Single by Jhené Aiko featuring H.E.R.

from the album Chilombo
- Released: March 6, 2020
- Genre: R&B
- Length: 3:33
- Label: Def Jam
- Songwriters: Jhené Aiko Chilombo; Sean Anderson; Brian Warfield; Gabriella Wilson; Mac Robinson;
- Producer: Fisticuffs

Jhene Aiko singles chronology
| "Happiness Over Everything (H.O.E.)" (2020) | "B.S." (2020) | "Back to the Streets" (2020) |

H.E.R. singles chronology
| "Slow Down" (2019) | "B.S." (2020) | "I Can't Breathe" (2020) |

= B.S. (song) =

2020 single by Jhené Aiko featuring H.E.R.

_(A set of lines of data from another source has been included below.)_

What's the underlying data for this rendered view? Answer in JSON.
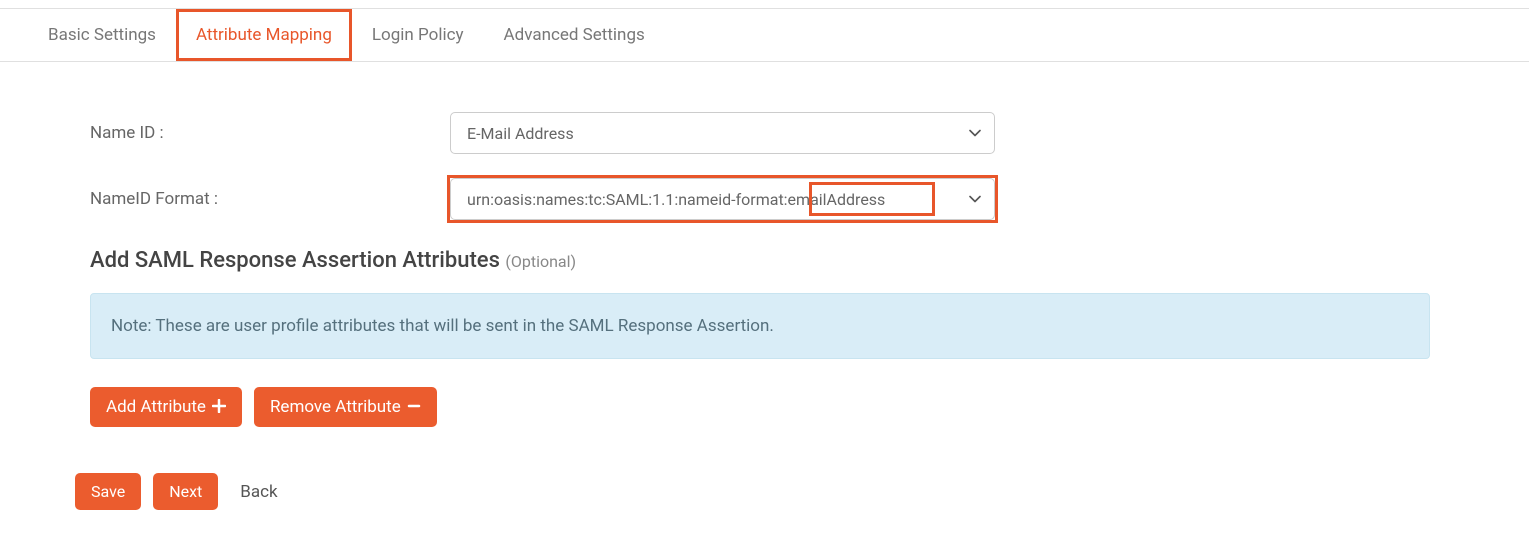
{
  "tabs": {
    "basic": "Basic Settings",
    "attribute": "Attribute Mapping",
    "login": "Login Policy",
    "advanced": "Advanced Settings"
  },
  "form": {
    "nameid_label": "Name ID :",
    "nameid_value": "E-Mail Address",
    "nameid_format_label": "NameID Format :",
    "nameid_format_value": "urn:oasis:names:tc:SAML:1.1:nameid-format:emailAddress"
  },
  "section": {
    "title": "Add SAML Response Assertion Attributes ",
    "optional": "(Optional)"
  },
  "note": "Note: These are user profile attributes that will be sent in the SAML Response Assertion.",
  "buttons": {
    "add_attribute": "Add Attribute",
    "remove_attribute": "Remove Attribute",
    "save": "Save",
    "next": "Next",
    "back": "Back"
  }
}
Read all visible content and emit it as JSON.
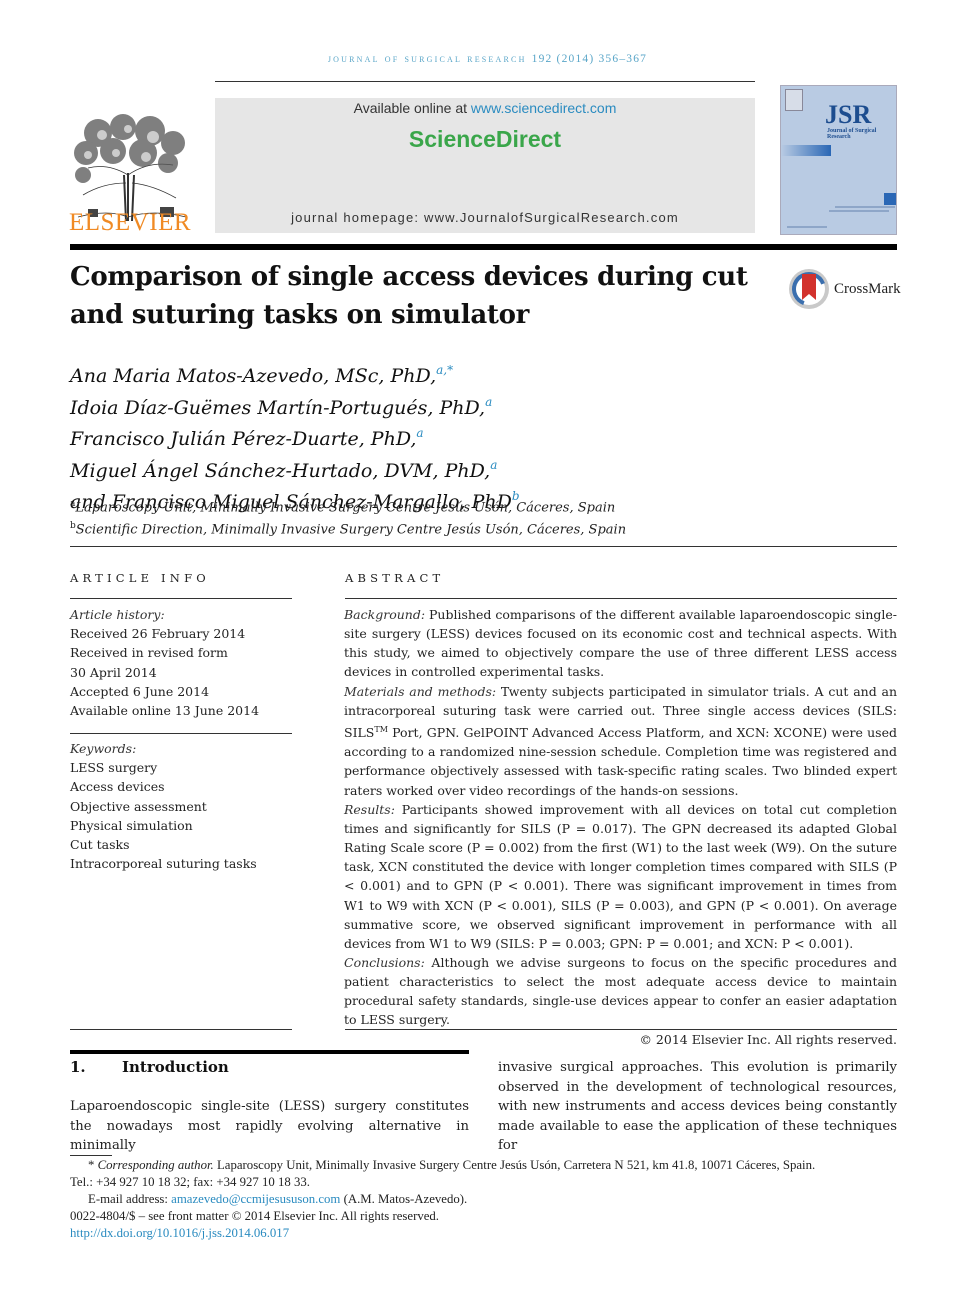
{
  "running_header": {
    "journal": "JOURNAL OF SURGICAL RESEARCH",
    "citation": "192 (2014) 356–367"
  },
  "publisher": {
    "name": "ELSEVIER",
    "brand_color": "#f08a24"
  },
  "banner": {
    "available_prefix": "Available online at",
    "available_link": "www.sciencedirect.com",
    "logo_text": "ScienceDirect",
    "logo_color": "#3aa64a",
    "homepage": "journal homepage: www.JournalofSurgicalResearch.com"
  },
  "journal_cover": {
    "abbrev": "JSR",
    "subtitle": "Journal of Surgical Research"
  },
  "crossmark": {
    "label": "CrossMark"
  },
  "article": {
    "title": "Comparison of single access devices during cut and suturing tasks on simulator"
  },
  "authors": [
    {
      "name": "Ana Maria Matos-Azevedo, MSc, PhD,",
      "sup": "a,*"
    },
    {
      "name": "Idoia Díaz-Guëmes Martín-Portugués, PhD,",
      "sup": "a"
    },
    {
      "name": "Francisco Julián Pérez-Duarte, PhD,",
      "sup": "a"
    },
    {
      "name": "Miguel Ángel Sánchez-Hurtado, DVM, PhD,",
      "sup": "a"
    },
    {
      "name": "and Francisco Miguel Sánchez-Margallo, PhD",
      "sup": "b"
    }
  ],
  "affiliations": [
    {
      "sup": "a",
      "text": "Laparoscopy Unit, Minimally Invasive Surgery Centre Jesús Usón, Cáceres, Spain"
    },
    {
      "sup": "b",
      "text": "Scientific Direction, Minimally Invasive Surgery Centre Jesús Usón, Cáceres, Spain"
    }
  ],
  "article_info": {
    "heading": "ARTICLE INFO",
    "history_label": "Article history:",
    "history": [
      "Received 26 February 2014",
      "Received in revised form",
      "30 April 2014",
      "Accepted 6 June 2014",
      "Available online 13 June 2014"
    ],
    "keywords_label": "Keywords:",
    "keywords": [
      "LESS surgery",
      "Access devices",
      "Objective assessment",
      "Physical simulation",
      "Cut tasks",
      "Intracorporeal suturing tasks"
    ]
  },
  "abstract": {
    "heading": "ABSTRACT",
    "sections": [
      {
        "label": "Background:",
        "text": "Published comparisons of the different available laparoendoscopic single-site surgery (LESS) devices focused on its economic cost and technical aspects. With this study, we aimed to objectively compare the use of three different LESS access devices in controlled experimental tasks."
      },
      {
        "label": "Materials and methods:",
        "text_pre": "Twenty subjects participated in simulator trials. A cut and an intracorporeal suturing task were carried out. Three single access devices (SILS: SILS",
        "tm": "TM",
        "text_post": " Port, GPN. GelPOINT Advanced Access Platform, and XCN: XCONE) were used according to a randomized nine-session schedule. Completion time was registered and performance objectively assessed with task-specific rating scales. Two blinded expert raters worked over video recordings of the hands-on sessions."
      },
      {
        "label": "Results:",
        "text": "Participants showed improvement with all devices on total cut completion times and significantly for SILS (P = 0.017). The GPN decreased its adapted Global Rating Scale score (P = 0.002) from the first (W1) to the last week (W9). On the suture task, XCN constituted the device with longer completion times compared with SILS (P < 0.001) and to GPN (P < 0.001). There was significant improvement in times from W1 to W9 with XCN (P < 0.001), SILS (P = 0.003), and GPN (P < 0.001). On average summative score, we observed significant improvement in performance with all devices from W1 to W9 (SILS: P = 0.003; GPN: P = 0.001; and XCN: P < 0.001)."
      },
      {
        "label": "Conclusions:",
        "text": "Although we advise surgeons to focus on the specific procedures and patient characteristics to select the most adequate access device to maintain procedural safety standards, single-use devices appear to confer an easier adaptation to LESS surgery."
      }
    ],
    "copyright": "© 2014 Elsevier Inc. All rights reserved."
  },
  "introduction": {
    "number": "1.",
    "heading": "Introduction",
    "left_text": "Laparoendoscopic single-site (LESS) surgery constitutes the nowadays most rapidly evolving alternative in minimally",
    "right_text": "invasive surgical approaches. This evolution is primarily observed in the development of technological resources, with new instruments and access devices being constantly made available to ease the application of these techniques for"
  },
  "footnotes": {
    "corresponding_marker": "*",
    "corresponding_label": "Corresponding author.",
    "corresponding_text": "Laparoscopy Unit, Minimally Invasive Surgery Centre Jesús Usón, Carretera N 521, km 41.8, 10071 Cáceres, Spain.",
    "phone": "Tel.: +34 927 10 18 32; fax: +34 927 10 18 33.",
    "email_label": "E-mail address:",
    "email": "amazevedo@ccmijesususon.com",
    "email_owner": "(A.M. Matos-Azevedo).",
    "front_matter": "0022-4804/$ – see front matter © 2014 Elsevier Inc. All rights reserved.",
    "doi": "http://dx.doi.org/10.1016/j.jss.2014.06.017"
  },
  "colors": {
    "link": "#2a8bc0",
    "header_text": "#5aa6c8"
  }
}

"B.S." is a song recorded by American singer Jhené Aiko featuring fellow American singer H.E.R., released on March 6, 2020 as a single from the former's third studio album Chilombo (2020). The song was written by the artists alongside Big Sean and the producers Fisticuffs (Brian Warfield and Mac Robinson). An animated music video for the song premiered in May 2020. A remix of the song featuring Kehlani was included on the deluxe edition of Chilombo, which was released on July 17, 2020. The vinyl version of the remix features an originally intended verse by Kehlani.

The song became Aiko's second top-forty entry on the US Billboard Hot 100 and her highest-charting song in New Zealand and the UK, following the album's release. "B.S." became the fourth consecutive release from Chilombo to receive gold certification by RIAA in May 2020, for selling 500,000 units. It was certified platinum in September 2020. "B.S." went on to top rhythmic radio in December 2020.

== Commercial performance ==
"B.S." attained commercial success for both Aiko and Wilson. By entering and peaking at number twenty-four on Billboard Hot 100 for the week of March 21, 2020, the song is to date the highest charting release for both singers, with Aiko earning her second top-forty entry as a lead artist on the chart, additionally. Moreover, the song was the fifth consecutive top-ten entry from Chilombo on the component Billboard R&B Songs chart, peaking at number five. The song was eventually certified gold by RIAA on May 13, 2020, almost two months after its release. It was also Aiko's highest charting song on the New Zealand Hot Singles and UK Singles Chart, peaking at number fifteen and sixty-four, respectively.

==Charts==

===Weekly charts===

| Chart (2020) | Peak position |
|---|---|
| New Zealand Hot Singles (RMNZ) | 15 |
| UK Singles (Official Charts) | 64 |
| US Billboard Hot 100 | 24 |
| US Hot R&B/Hip-Hop Songs (Billboard) | 15 |
| US Rhythmic Airplay (Billboard) | 1 |

===Year-end charts===

| Chart (2020) | Position |
|---|---|
| US Hot R&B/Hip-Hop Songs (Billboard) | 66 |
| Chart (2021) | Position |
| US Hot R&B/Hip-Hop Songs (Billboard) | 83 |
| US Rhythmic (Billboard) | 40 |

==Certifications==

| Region | Certification | Certified units/sales |
| Brazil (Pro-Música Brasil) | Gold | 20,000^{‡} |
| New Zealand (RMNZ) | Platinum | 30,000^{‡} |
| United Kingdom (BPI) | Silver | 200,000^{‡} |
| United States (RIAA) | 2× Platinum | 2,000,000^{‡} |
^{‡} Sales+streaming figures based on certification alone.